While this story was being written, Jerome rejoined Slash in England to play an awards show. And by the time you read this, he’ll have completed a fall tour with Thomspon and pivoted back to Better Than Ezra, who play the House of Blues in Dallas on November 23. Then the year will likely finish with The Third Mind, which intends to make another record.

Halls of the Machine also remains a going concern—a new album is in the works—and, for Jerome, remains a true labor of love and an “outlet of sanity.” Within the trio, he’s able to be a composer as well as a player, and he doesn’t have to please anyone but himself. 

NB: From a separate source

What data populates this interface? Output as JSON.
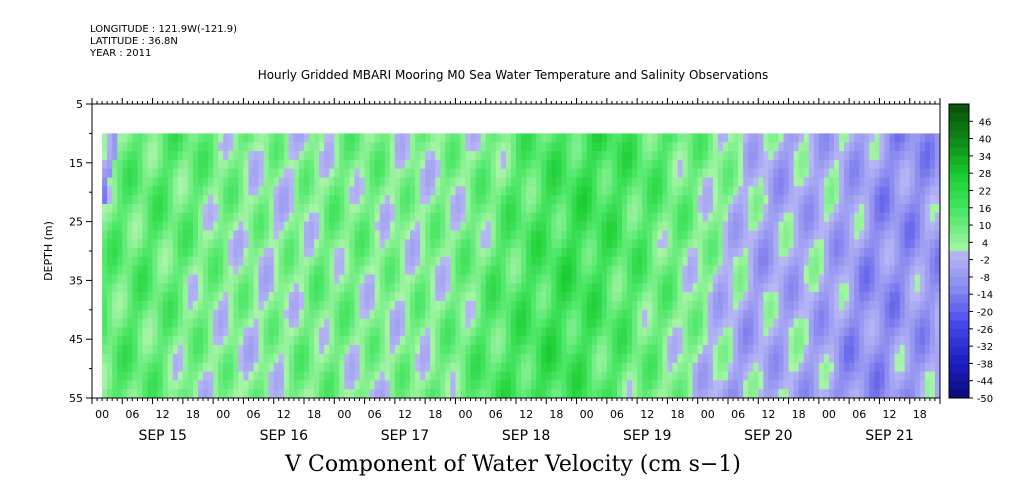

Graff says his old friend could easily be the kind of drummer who would piss off an insecure, vain lead singer because once you start to watch him, it’s difficult to look away. Luckily, with Slash’s Blues Ball, that is not an issue. For one thing, there’s no lead singer; Andreadis and second guitarist Tash Neal trade off vocals. And nobody’s in danger of attracting more attention than Slash. 

But sometimes even Slash can’t help but watch the drummer, who anchors the groove and urges it on. An accelerating whirl of arms and wrists and fingers. He is both the hurricane and the eye of the storm.